Understanding that not every bracket could possibly be catered for in one project - considering it is aimed at the next generation and young people - what about those who are employed and volunteering within the arts and cultural sector? Or those over 24? What about those who have exerted high levels of interest and have tried to gain as much experience, but as a consequence of the credit crunch and the state of the economy have had to work in other sectors whilst finding internships and voluntary work. Yes, it is a scheme that is catering for the younger generation, but what is wrong with extending this to 30? Or to those who are working? Knowing full well that there are still those out there struggling to get into the sector or gain employable experience.

Something needs to be done about the lost generation, people of my age (26), who have been trying to get into the sector, through a variety of means since they have left university. There is a noticeable gap because there has been very little aid to those who have had to work in a variety of different sectors whilst trying to find employable experience within the past five years.

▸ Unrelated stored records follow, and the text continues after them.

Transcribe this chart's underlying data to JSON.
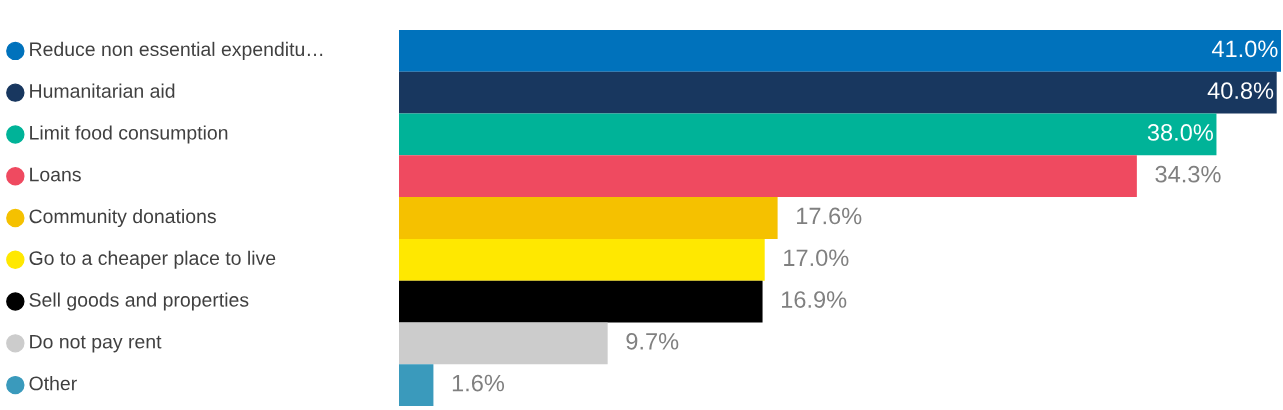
{
  "chart_data": {
    "type": "bar",
    "orientation": "horizontal",
    "value_labels": [
      "41.0%",
      "40.8%",
      "38.0%",
      "34.3%",
      "17.6%",
      "17.0%",
      "16.9%",
      "9.7%",
      "1.6%"
    ],
    "categories": [
      "Reduce non essential expenditu…",
      "Humanitarian aid",
      "Limit food consumption",
      "Loans",
      "Community donations",
      "Go to a cheaper place to live",
      "Sell goods and properties",
      "Do not pay rent",
      "Other"
    ],
    "values": [
      41.0,
      40.8,
      38.0,
      34.3,
      17.6,
      17.0,
      16.9,
      9.7,
      1.6
    ],
    "colors": [
      "#0072bc",
      "#18375f",
      "#00b398",
      "#ef4a60",
      "#f5c100",
      "#ffe800",
      "#000000",
      "#cccccc",
      "#3a9abc"
    ]
  }
}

I suppose what I'm trying to say, is that its fair(ish) not fairer and makes it even harder for those who have done the above to gain employment in the sector, due to lacking experience in the sector that is 'employable'. Maybe entry level jobs should be created for all, not just for the unemployed or those under 24.
Anonymous
MA Member
12.09.2012, 18:29
I agree totally. I'm 27 and your point sums up my last five years perfectly. This does nothing for me except make it even tougher for me to get through to a position. Great for 'the next generation' but I think I am one example of proof that there has still been an overlooked 'lost generation'. A shame.
Anonymous
MA Member
12.09.2012, 19:32
Yes, I'm exactly in the same position at 26. And I would give my right arm for an opportunity like this to get into the sector.
Anonymous
12.09.2012, 16:46
Absolutely right - the Museum/Heritage sector is full of highly qualified graduates aged 30 and over who are still struggling on part-time entry level jobs because they are never given the opportunity to progress. It is they who need access to additional skills first if they are ever to have homes and families of their own. Further competition in an over-crowded field is the last thing they need.
Anonymous
MA Member
12.09.2012, 16:58
'Further competition in an over-crowded field is the last thing they need.' - Precisely!